The pointed 13th-century chancel arch is of two wide chamfered orders with hood-mould, the inner order springing from half-octagonal responds with moulded capitals and bases, the outer from moulded imposts. The upper edge of the abacus of the capital is left square, but the double roll of the base moulding points to the latter half of the century, though it does not occur elsewhere in the building.
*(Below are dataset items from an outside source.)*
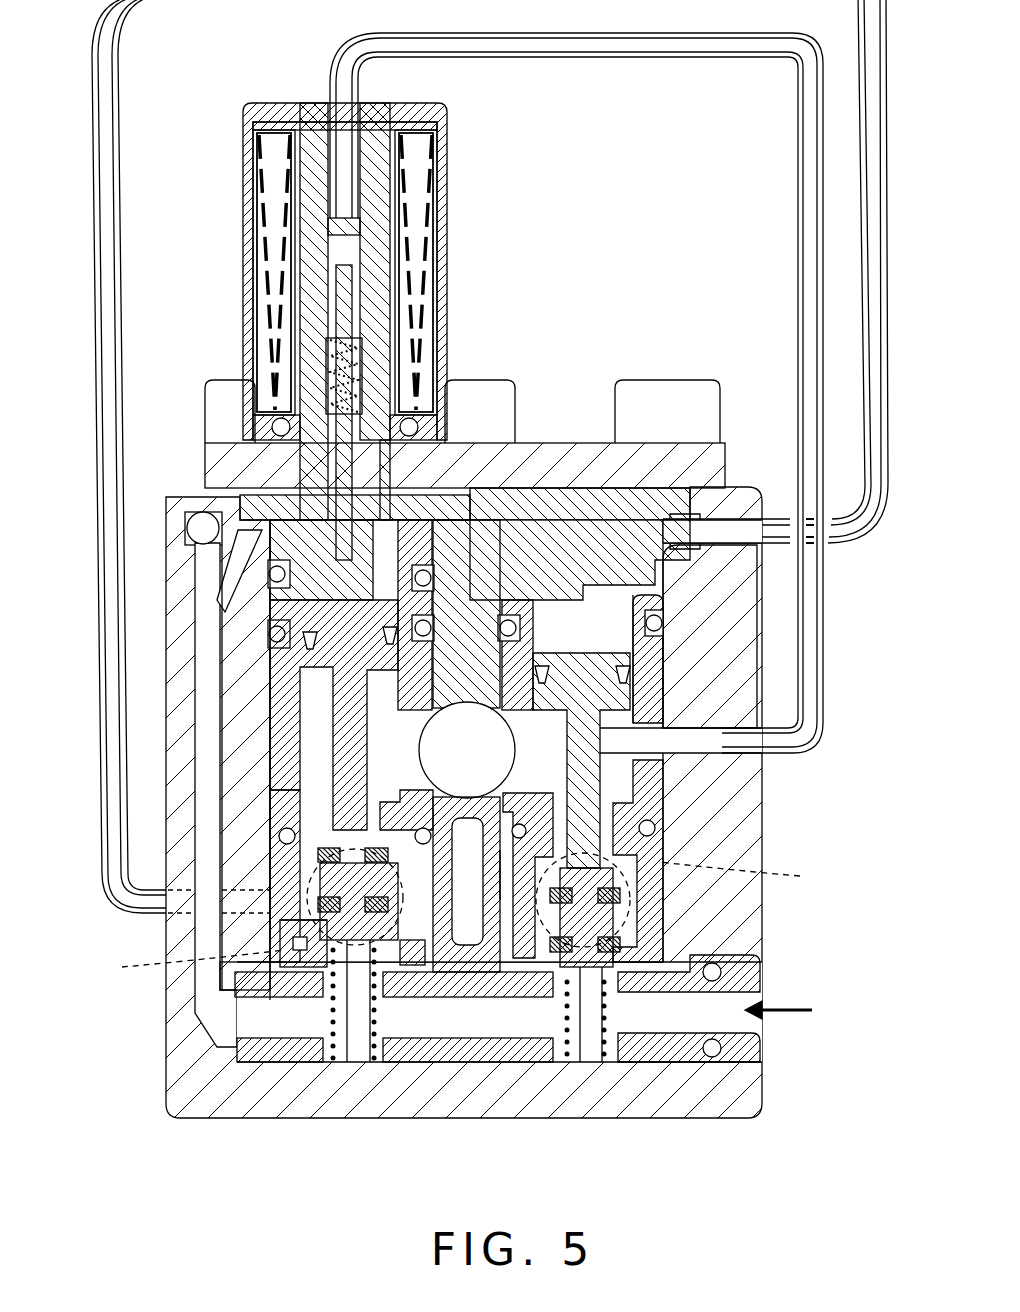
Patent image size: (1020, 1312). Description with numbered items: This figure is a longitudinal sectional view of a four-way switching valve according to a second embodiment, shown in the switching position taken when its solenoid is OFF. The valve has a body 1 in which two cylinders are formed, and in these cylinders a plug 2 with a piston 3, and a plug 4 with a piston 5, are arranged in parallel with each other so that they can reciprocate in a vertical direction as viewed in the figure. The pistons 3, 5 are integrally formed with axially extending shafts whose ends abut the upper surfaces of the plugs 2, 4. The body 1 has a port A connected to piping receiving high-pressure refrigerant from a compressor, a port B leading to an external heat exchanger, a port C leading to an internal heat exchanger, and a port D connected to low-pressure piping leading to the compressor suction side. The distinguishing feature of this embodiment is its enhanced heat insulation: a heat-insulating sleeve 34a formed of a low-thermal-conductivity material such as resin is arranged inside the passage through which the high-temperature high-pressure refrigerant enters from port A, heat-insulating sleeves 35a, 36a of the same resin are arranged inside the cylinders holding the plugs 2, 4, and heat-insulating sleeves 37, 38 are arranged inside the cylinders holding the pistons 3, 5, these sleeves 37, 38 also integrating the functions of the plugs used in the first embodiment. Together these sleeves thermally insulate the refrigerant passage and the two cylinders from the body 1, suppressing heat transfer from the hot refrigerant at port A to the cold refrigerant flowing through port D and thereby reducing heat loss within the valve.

The body 1 is at (762, 834).
The plug 2 is at (360, 1062).
The piston 3 is at (300, 657).
The plug 4 is at (585, 967).
The piston 5 is at (620, 697).
The heat-insulating sleeve 37 is at (275, 765).
The heat-insulating sleeve 38 is at (648, 790).
The heat-insulating sleeve 34a is at (692, 1057).
The heat-insulating sleeve 35a is at (295, 940).
The heat-insulating sleeve 36a is at (496, 915).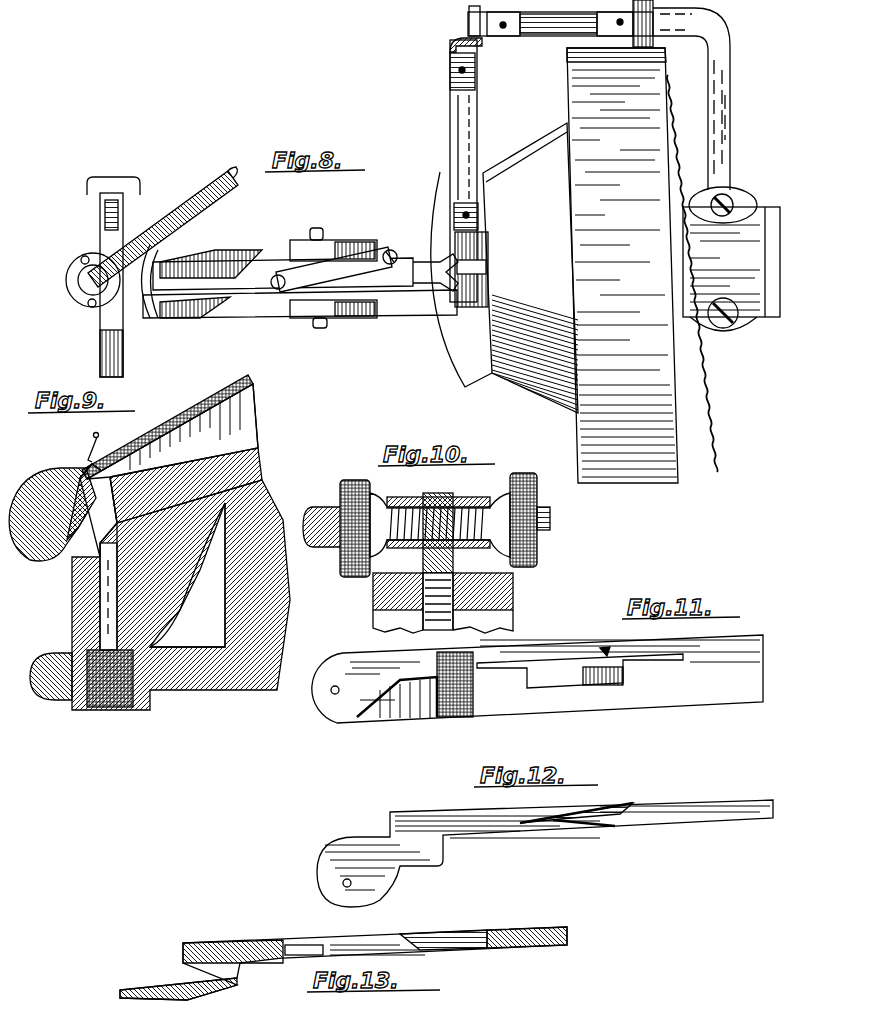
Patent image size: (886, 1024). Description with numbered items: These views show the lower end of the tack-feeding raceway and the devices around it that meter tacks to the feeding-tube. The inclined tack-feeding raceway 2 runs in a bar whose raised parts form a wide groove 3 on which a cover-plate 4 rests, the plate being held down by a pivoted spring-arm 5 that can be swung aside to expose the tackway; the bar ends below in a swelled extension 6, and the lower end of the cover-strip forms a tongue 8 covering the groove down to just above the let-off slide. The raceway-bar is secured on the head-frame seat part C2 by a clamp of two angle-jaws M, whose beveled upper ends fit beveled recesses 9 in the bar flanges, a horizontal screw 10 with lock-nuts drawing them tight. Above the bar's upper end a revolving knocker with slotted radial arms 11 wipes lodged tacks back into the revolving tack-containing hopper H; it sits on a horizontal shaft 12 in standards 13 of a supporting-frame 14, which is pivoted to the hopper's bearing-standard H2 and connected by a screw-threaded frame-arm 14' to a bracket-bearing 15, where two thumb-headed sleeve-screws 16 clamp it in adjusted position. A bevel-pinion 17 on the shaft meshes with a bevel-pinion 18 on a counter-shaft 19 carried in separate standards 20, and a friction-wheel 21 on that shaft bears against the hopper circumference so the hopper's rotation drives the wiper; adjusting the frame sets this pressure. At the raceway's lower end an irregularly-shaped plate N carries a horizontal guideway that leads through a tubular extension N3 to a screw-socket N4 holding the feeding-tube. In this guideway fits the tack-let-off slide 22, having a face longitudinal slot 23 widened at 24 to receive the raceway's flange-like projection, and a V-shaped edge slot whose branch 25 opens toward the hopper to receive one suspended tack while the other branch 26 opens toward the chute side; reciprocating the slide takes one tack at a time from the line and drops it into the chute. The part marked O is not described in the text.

In FIG. 9, the tack-feeding raceway 2 is at (186, 485).
In FIG. 9, the wide groove 3 is at (172, 431).
In FIG. 8, the cover-plate 4 is at (300, 288).
In FIG. 9, the cover-plate 4 is at (167, 427).
In FIG. 8, the spring-arm 5 is at (334, 269).
In FIG. 9, the swelled extension 6 is at (52, 508).
In FIG. 9, the tongue 8 is at (93, 442).
In FIG. 8, the beveled recesses 9 is at (163, 227).
In FIG. 8, the screw 10 is at (310, 329).
In FIG. 8, the radial arms 11 is at (435, 269).
In FIG. 8, the horizontal shaft 12 is at (470, 148).
In FIG. 8, the standards 13 is at (454, 148).
In FIG. 8, the supporting-frame 14 is at (601, 155).
In FIG. 10, the frame-arm 14' is at (436, 517).
In FIG. 10, the bracket-bearing 15 is at (450, 533).
In FIG. 10, the sleeve-screws 16 is at (438, 515).
In FIG. 8, the bevel-pinion 17 is at (454, 45).
In FIG. 8, the bevel-pinion 18 is at (466, 18).
In FIG. 8, the counter-shaft 19 is at (548, 30).
In FIG. 8, the standards 20 is at (560, 18).
In FIG. 8, the friction-wheel 21 is at (654, 23).
In FIG. 11, the tack-let-off slide 22 is at (537, 679).
In FIG. 12, the tack-let-off slide 22 is at (545, 845).
In FIG. 13, the tack-let-off slide 22 is at (343, 963).
In FIG. 11, the face longitudinal slot 23 is at (537, 662).
In FIG. 11, the widened slot portion 24 is at (580, 677).
In FIG. 13, the widened slot portion 24 is at (350, 945).
In FIG. 12, the slot branch 25 is at (640, 801).
In FIG. 11, the slot branch 26 is at (607, 652).
In FIG. 12, the slot branch 26 is at (613, 826).
In FIG. 8, the revolving tack-containing hopper H is at (642, 219).
In FIG. 8, the bearing-standard H2 is at (731, 259).
In FIG. 8, the bracket plate O is at (111, 277).
In FIG. 8, the angle-jaws M is at (362, 239).
In FIG. 9, the guideway-plate N is at (52, 592).
In FIG. 9, the tubular extension N3 is at (78, 586).
In FIG. 9, the screw-socket N4 is at (110, 693).
In FIG. 10, the head-frame seat part C2 is at (457, 603).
The nave arcade is of three bays with pointed arches of two chamfered orders springing from circular pillars with moulded capitals and bases and from keel-shaped responds. The base mouldings are on a chamfered plinth, with a hollow between the rolls; the plinth of the west respond is square on plan. (fn. 38) Near the east end of the north wall of the nave is the blocked arch to the destroyed transept, and beyond it, well above the spring of the chancel arch, a square-headed rood-loft doorway, now blocked, the stairs to which may have led from the transept. The pointed north doorway, which is of a single chamfered order, is walled up. A small trefoilheaded window, now blocked, and seen only from the outside at the east end of the north wall, was probably moved to its present position after the demolition of the transept.
The aisle is without buttresses or string-course, and the south doorway, as well as that of the porch, appears to be part of the 18th-century remodelling. The fourcentred 15th-century windows are of three cinquefoiled lights, two in the south wall and one at the east end, the west wall being blank. There is a piscina with arched cinquefoiled head and circular bowl in the usual position, and a bracket on the south side of the east window. At the north-east corner is the opening of a former squint.
The clerestory walls rise high above the chancel, the line of whose former roof remains at the east end. There are three four-centred windows of two trefoiled lights on the south side and two on the north, to the west of the former transept. The porch was refashioned after the manner of the chancel, being extended outward and contracted in width. Over the pointed outer doorway, cut in the parapet, is the word 'Populo', and in a similar position at the east end of the chancel 'Deo'.
The original 13th-century tower is of three stages, above which, without the intervention of a string, is the later bell-chamber stage with battlemented parapet. The windows of the original bell-chamber, which are of two uncusped pointed lights under a containing arch with hood-mould, remain on all four sides; they have square jambs and mullions and solid spandrels. Below, the walls are blank. There are pairs of buttresses at the western angles, those facing north and south of a single stage, the others larger and of two stages. The windows of the upper 15th-century stage are four-centred and of two cinquefoiled lights. The tower opens to the nave by a pointed arch of two chamfered orders, the inner order dying into the wall and the outer continuous. Above the arch is the widely splayed window already referred to. The tower has a pyramidal slated roof with vane. There is no vice.
The pulpit and font are modern, the latter of Caen stone in the Gothic style. There is no ancient glass.
On the north wall of the nave are recently executed tablets in memory of George Battisson (d. 1700), Elizabeth Battisson (d. 1725), and John Battisson (d. 1737), and to two men of the parish who fell in the war of 1914–18.
There are two bells in the tower, the first by Matthew Bagley 1682, and the second by Thomas Russell of Wootton, Bedfordshire, 1719.
The plate consists of a silver-plated cup and paten (the cup of modern medieval design), and a plated flagon inscribed 'Hawley Church'.